„`html
W 2011 roku zarówno srebro, jak i złoto osiągnęły rekordowe wyceny. Cena srebra wzrosła wówczas do 49,5 USD za uncję, natomiast złoto osiągnęło wartość 1 920 USD za uncję. Od tego czasu losy tych dwóch surowców potoczyły się zupełnie inaczej. Złoto kontynuowało zwyżki i obecnie jego cena sięga 3 650 USD, co oznacza wzrost o 90% w stosunku do maksimum sprzed ponad dekady. Srebro natomiast nadal nie zdołało wrócić do tamtego poziomu i znajduje się ponad 20% poniżej rekordu z 2011 roku.
Kluczowe różnice między złotem a srebrem
Powodem tak odmiennego zachowania się rynków obu metali są ich różne funkcje. Złoto odgrywa przede wszystkim rolę rezerwową i traktowane jest jako „bezpieczna przystań”, co sprawia, że popyt napędzają banki centralne oraz inwestorzy instytucjonalni. Tymczasem srebro posiada podwójną funkcję: z jednej strony jest postrzegane jako lokata kapitału, lecz jednocześnie stanowi jeden z najważniejszych surowców wykorzystywanych w przemyśle.
Znaczenie przemysłu w kształtowaniu rynku srebra
Obecnie to właśnie zapotrzebowanie przemysłowe w coraz większym stopniu wpływa na sytuację rynkową srebra. W roku 2024 odnotowano rekordowo wysokie zużycie tego metalu przez przemysł, które sięgnęło 680,5 mln uncji. Największy udział w tym wzroście miały branże takie jak fotowoltaika, elektromobilność, elektronika oraz infrastruktura energetyczna. Co istotne, to już czwarty rok z rzędu, gdy przemysł ustanawia nowe historyczne szczyty zapotrzebowania na ten metal.

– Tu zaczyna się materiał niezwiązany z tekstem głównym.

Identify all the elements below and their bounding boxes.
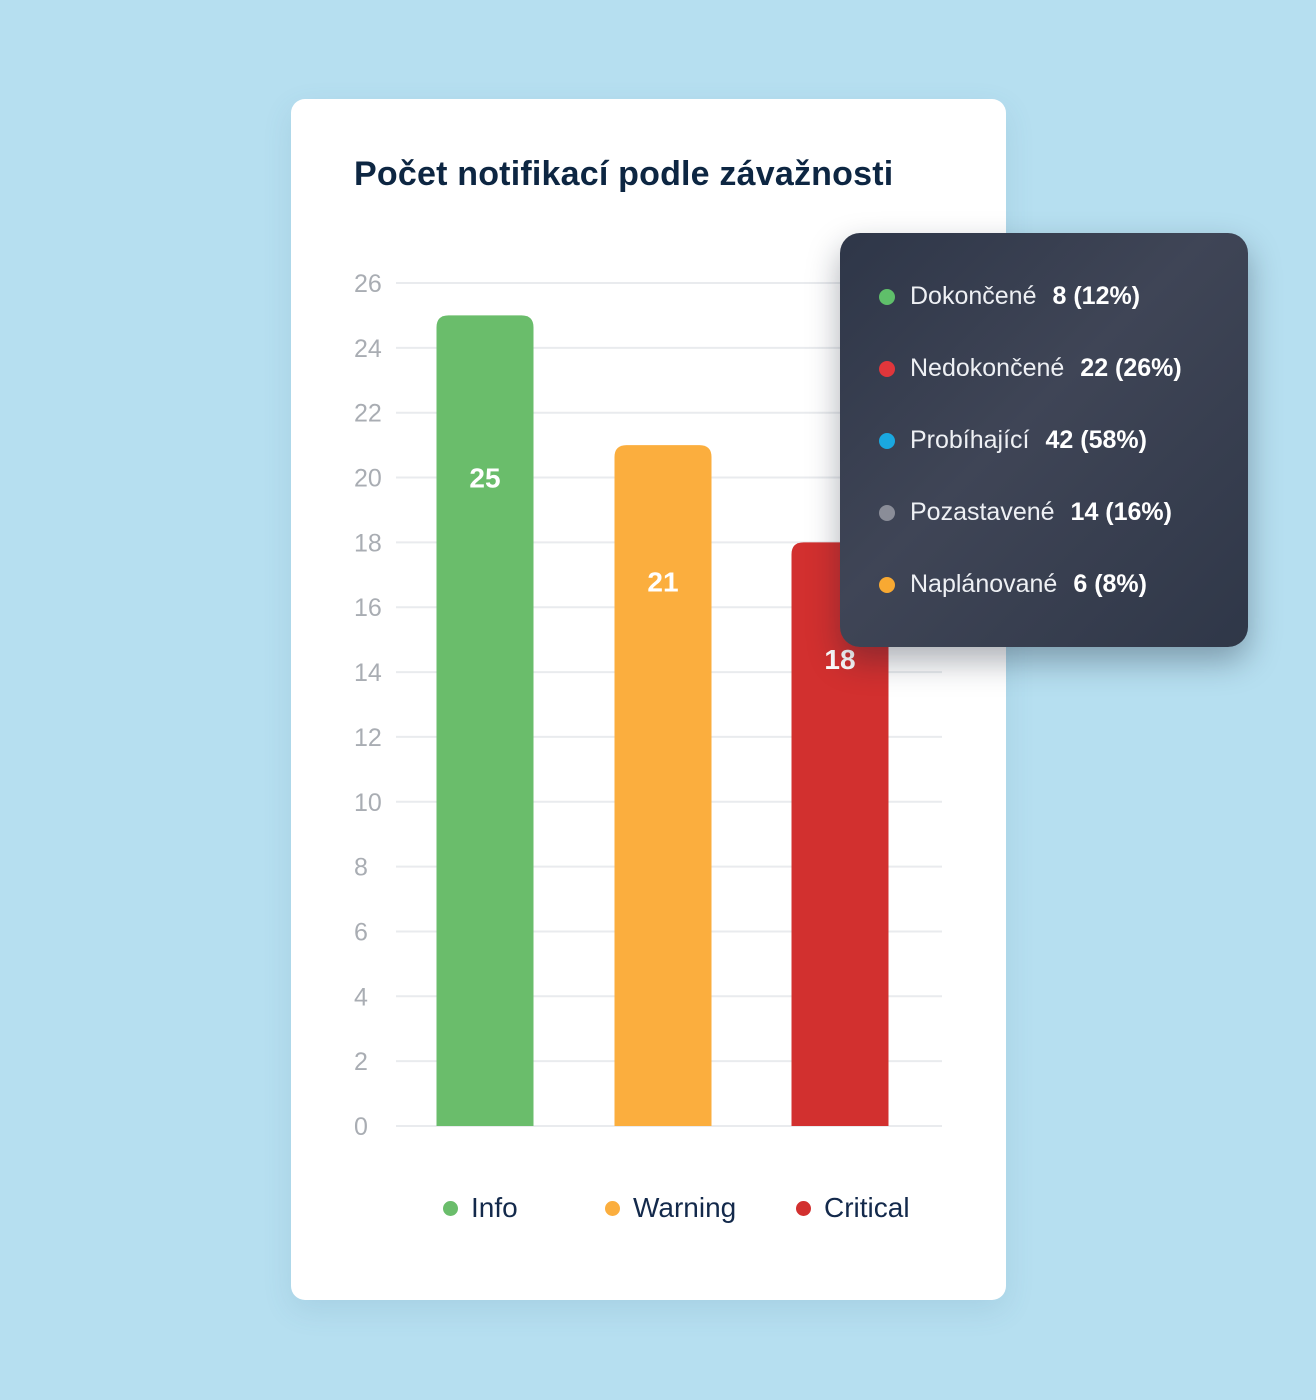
- tooltip-dot-pozastavene: [879, 504, 895, 521]
- y-tick-label: 16: [354, 594, 382, 622]
- tooltip-dot-nedokoncene: [879, 360, 895, 377]
- bar-info: [436, 315, 534, 1126]
- bar-value-label-critical: 18: [824, 644, 855, 675]
- legend-label-warning: Warning: [633, 1192, 737, 1223]
- y-tick-label: 6: [354, 918, 368, 946]
- y-tick-label: 26: [354, 270, 382, 298]
- y-tick-label: 22: [354, 400, 382, 428]
- y-tick-label: 2: [354, 1048, 368, 1076]
- legend-item-info[interactable]: Info: [443, 1192, 518, 1224]
- bar-value-label-info: 25: [469, 463, 500, 494]
- y-tick-label: 4: [354, 983, 368, 1011]
- y-tick-label: 14: [354, 659, 382, 687]
- tooltip-value-probihajici: 42 (58%): [1045, 426, 1147, 454]
- tooltip-row-naplanovane: Naplánované 6 (8%): [879, 570, 1147, 599]
- bar-critical: [791, 542, 889, 1126]
- tooltip-value-pozastavene: 14 (16%): [1070, 498, 1172, 526]
- y-tick-label: 24: [354, 335, 382, 363]
- legend-item-critical[interactable]: Critical: [796, 1192, 910, 1224]
- status-tooltip: Dokončené 8 (12%) Nedokončené 22 (26%) P…: [840, 233, 1248, 647]
- legend-dot-warning: [605, 1200, 620, 1216]
- chart-title: Počet notifikací podle závažnosti: [354, 155, 894, 193]
- y-tick-label: 0: [354, 1113, 368, 1141]
- legend-dot-info: [443, 1200, 458, 1216]
- tooltip-value-dokoncene: 8 (12%): [1052, 282, 1141, 310]
- y-tick-label: 8: [354, 854, 368, 882]
- tooltip-label-naplanovane: Naplánované: [910, 570, 1058, 598]
- tooltip-dot-naplanovane: [879, 576, 895, 593]
- y-tick-label: 10: [354, 789, 382, 817]
- legend-item-warning[interactable]: Warning: [605, 1192, 736, 1224]
- tooltip-row-dokoncene: Dokončené 8 (12%): [879, 282, 1140, 311]
- tooltip-dot-probihajici: [879, 432, 895, 449]
- tooltip-dot-dokoncene: [879, 288, 895, 305]
- tooltip-value-nedokoncene: 22 (26%): [1080, 354, 1182, 382]
- y-tick-label: 20: [354, 465, 382, 493]
- y-tick-label: 18: [354, 529, 382, 557]
- tooltip-label-nedokoncene: Nedokončené: [910, 354, 1065, 382]
- tooltip-row-probihajici: Probíhající 42 (58%): [879, 426, 1147, 455]
- tooltip-label-probihajici: Probíhající: [910, 426, 1030, 454]
- tooltip-label-pozastavene: Pozastavené: [910, 498, 1055, 526]
- legend-dot-critical: [796, 1200, 811, 1216]
- tooltip-row-pozastavene: Pozastavené 14 (16%): [879, 498, 1172, 527]
- legend-label-info: Info: [471, 1192, 518, 1223]
- legend-label-critical: Critical: [824, 1192, 910, 1223]
- tooltip-label-dokoncene: Dokončené: [910, 282, 1037, 310]
- chart-legend: Info Warning Critical: [291, 1192, 1006, 1232]
- y-tick-label: 12: [354, 724, 382, 752]
- bar-value-label-warning: 21: [647, 566, 678, 597]
- tooltip-value-naplanovane: 6 (8%): [1073, 570, 1147, 598]
- bar-warning: [614, 445, 712, 1127]
- tooltip-row-nedokoncene: Nedokončené 22 (26%): [879, 354, 1182, 383]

Podaż i deficyt na rynku srebra
Podczas gdy popyt rośnie, podaż srebra nie nadąża za tym tempem zmian. Srebro wydobywane jest głównie jako produkt uboczny przy eksploatacji innych surowców, takich jak miedź, cynk czy ołów. Taki sposób pozyskiwania ogranicza możliwości szybkiej reakcji na zwiększone zapotrzebowanie ze strony przemysłu. W rezultacie od pięciu lat na rynku srebra odnotowywany jest deficyt – w latach 2021–2024 miał on łączną wartość około 678 mln uncji. Prognozy na rok 2025 również wskazują na utrzymanie ujemnego bilansu.
Strategie banków centralnych a perspektywy rynku
W tym kontekście ciekawa staje się aktywność banków centralnych. Przez ostatnie trzy lata globalne instytucje rezerwowe dokonywały rekordowych zakupów złota, przekraczając poziom 1 000 ton rocznie, co jeszcze bardziej wzmocniło rolę złota jako głównego aktywa rezerwowego. Znaczenie złota w portfelach banków centralnych zaczyna przewyższać nawet waluty takie jak euro czy amerykańskie obligacje skarbowe. Dopiero niedawno srebro zaczęło być traktowane jako zasób strategiczny przez Rosyjski Bank Centralny. Tego typu decyzje mogą w przyszłości zachęcić inne instytucje rezerwowe do dywersyfikacji również w srebro, co może mieć istotny wpływ na sytuację rynkową.
Przyszłość srebra wobec złota
Analizując aktualne trendy – deficyt podaży, rosnące wykorzystanie przemysłowe i potencjalnie zwiększony popyt instytucjonalny – można przypuszczać, że srebro stoi przed szansą poprawy swojej pozycji względem złota. Czy wróci na poziomy cen sprzed 2011 roku? Choć nie można tego przewidzieć z całkowitą pewnością, obecne warunki wydają się najkorzystniejsze od dekady, by srebro mogło skrócić dystans do złota.